После университета я окончил еще сельскохозяйственную школу во Франции; агрономия давалась мне легко, но особого влечения к ней я не чувствовал. Я снизошел до нее, зная, что в будущем мне, несомненно, придется заниматься сельским хозяйством, но считал, что такие занятия никак не соответствуют моим способностям и духовным запросам. Однако ученье в институте принесло мне двойную пользу. Во-первых, сельское хозяйство больше не будет для меня китайской грамотой и никакой управляющий меня не проведет. Во-вторых, благодаря практике в поле, на открытом воздухе, я накопил немалый запас здоровья и сил, благодаря чему довольно успешно выдерживал впоследствии тот образ жизни, какой вел в Париже.

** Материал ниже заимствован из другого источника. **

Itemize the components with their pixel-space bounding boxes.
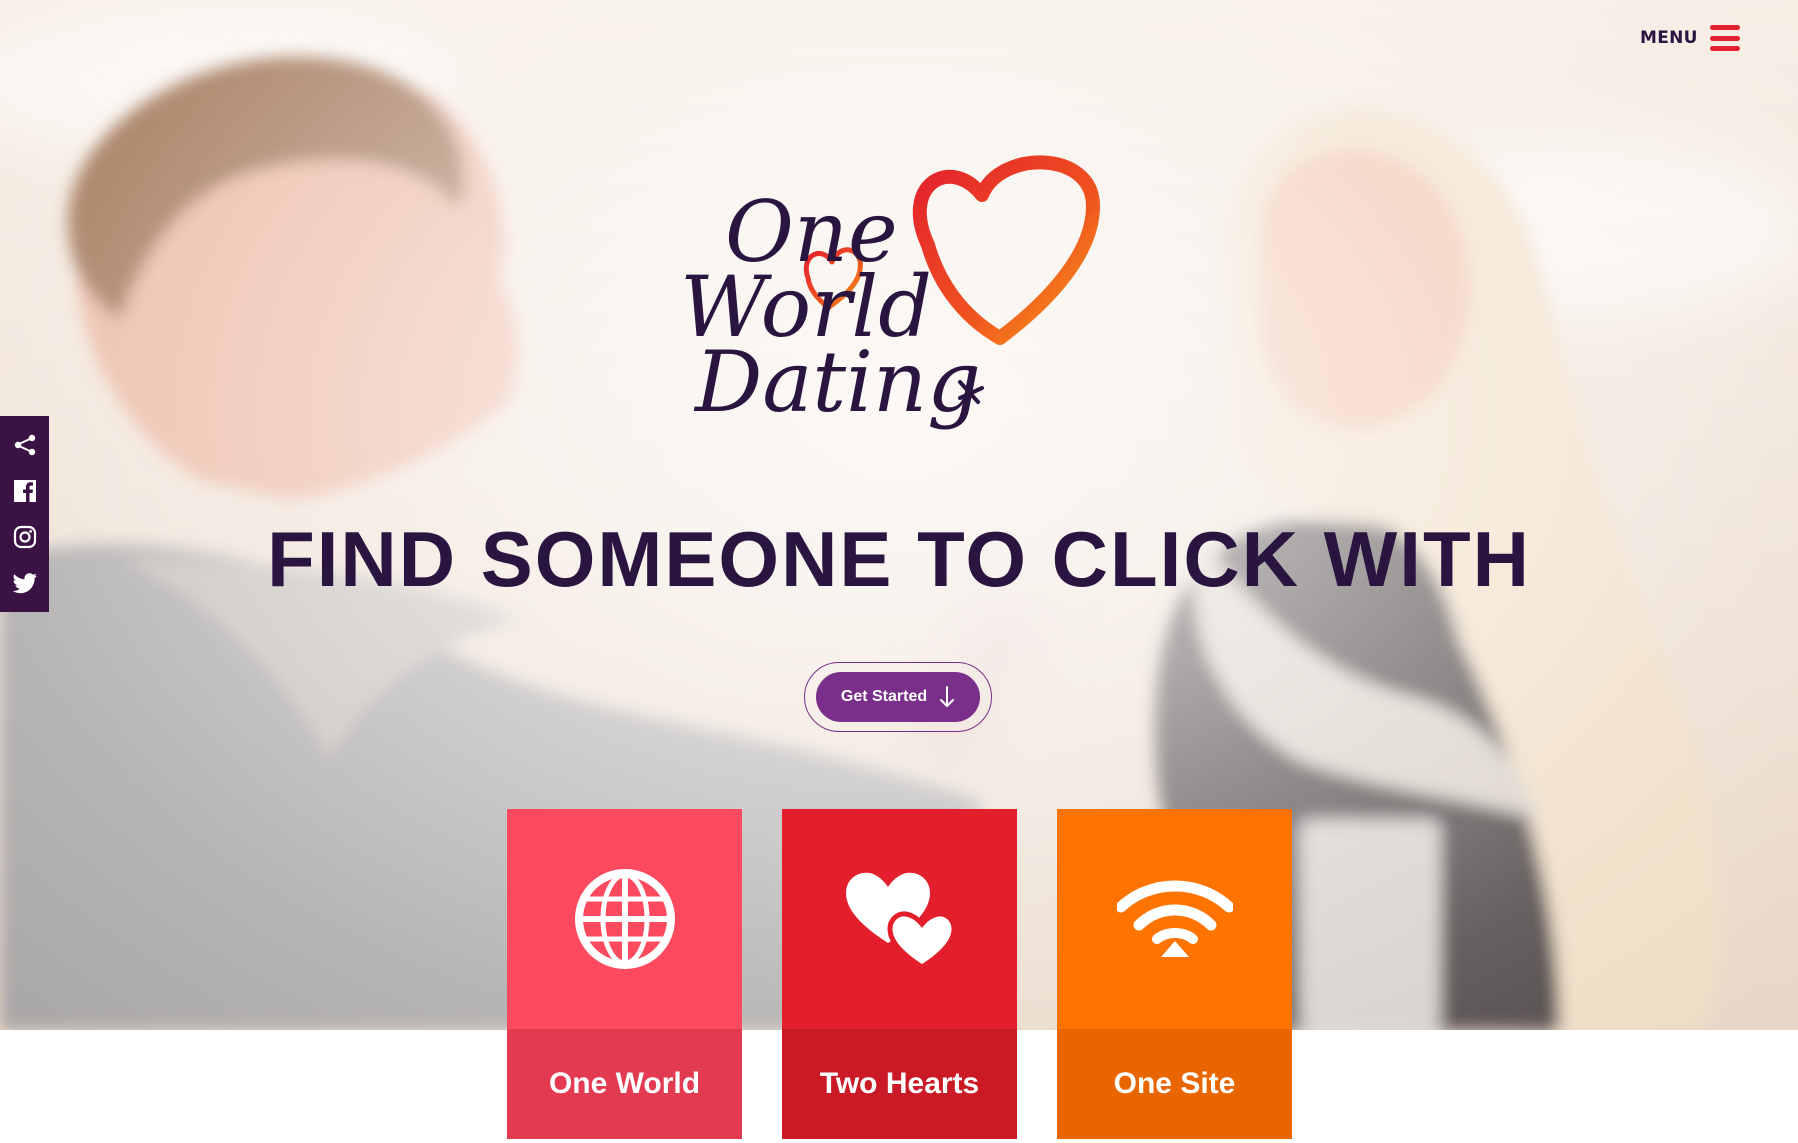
tile-one-world[interactable]: One World — [507, 809, 742, 1139]
share-button[interactable] — [12, 432, 38, 458]
tile-one-world-top — [507, 809, 742, 1029]
tile-two-hearts[interactable]: Two Hearts — [782, 809, 1017, 1139]
tile-one-world-label: One World — [507, 1029, 742, 1139]
tile-one-site-label: One Site — [1057, 1029, 1292, 1139]
get-started-outline: Get Started — [804, 662, 992, 732]
logo-line-dating: Dating — [695, 333, 981, 431]
menu-button[interactable]: MENU — [1640, 22, 1740, 54]
get-started-label: Get Started — [840, 688, 928, 705]
get-started-button[interactable]: Get Started — [816, 672, 980, 722]
site-logo[interactable]: One World Dating — [660, 150, 1130, 450]
tile-one-site-top — [1057, 809, 1292, 1029]
share-icon — [14, 434, 35, 456]
hamburger-icon — [1709, 25, 1740, 51]
menu-label: MENU — [1640, 28, 1698, 48]
tile-two-hearts-top — [782, 809, 1017, 1029]
arrow-down-icon — [940, 686, 955, 707]
globe-icon — [574, 869, 675, 969]
hero-headline: FIND SOMEONE TO CLICK WITH — [267, 515, 1531, 603]
facebook-icon — [13, 480, 36, 502]
tile-two-hearts-label: Two Hearts — [782, 1029, 1017, 1139]
wifi-icon — [1116, 880, 1233, 957]
tile-one-site[interactable]: One Site — [1057, 809, 1292, 1139]
two-hearts-icon — [845, 872, 957, 970]
feature-tiles: One World Two Hearts One Site — [507, 809, 1292, 1139]
facebook-button[interactable] — [12, 478, 38, 504]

По окончании института я жил то в Риме, то в Париже, если не считать поездок ненадолго в Варшаву, куда меня время от времени вызывала тетушка, то ли стосковавшись по мне, то ли надеясь женить меня на какой-нибудь вертушке, которая пришлась ей по нраву. Париж и парижская жизнь нравились мне безмерно. В те годы я был о себе высокого мнения, верил в свой ум больше, чем теперь, и отличался той самонадеянностью, какую дает независимое положение. Однако некоторое время я вел себя на арене большого света как наивный новичок. Начал с того, что безумно влюбился в мадемуазель Ришемберг, актрису театра Comedie Francaise, и непременно хотел на ней жениться. Не буду описывать всех трагикомических перипетий — вспоминать эту историю мне теперь немного стыдно, а подчас и смешно. Позднее меня еще не раз оставляли в дураках, не раз мне случалось принимать фальшивую монету за настоящую. Француженки (да, впрочем, и польки тоже) — хотя бы принадлежали к самому лучшему обществу и при этом были добродетельны, — пока молоды, напоминают мне фехтовальщика на шпагах: ему необходимо ежедневно практиковаться, чтобы не утратить приобретенной ловкости, и они тоже фехтуют чувствами просто для тренировки. Так как я был человек молодой, из высшего круга и не урод, меня частенько приглашали для таких упражнений. А я по наивности принимал это фехтование всерьез, и потому мне не раз крепко доставалось. Правда, рапы были не смертельные, но довольно болезненные. Впрочем, я убежден, что в таком обществе и в такой жизни, как наша, каждый неизбежно отдает дань наивности. Мои испытания продолжались сравнительно недолго. Затем наступил период «реванша». Я отплачивал за себя, и если меня иногда еще обманывали, то лишь потому, что я хотел быть обманутым.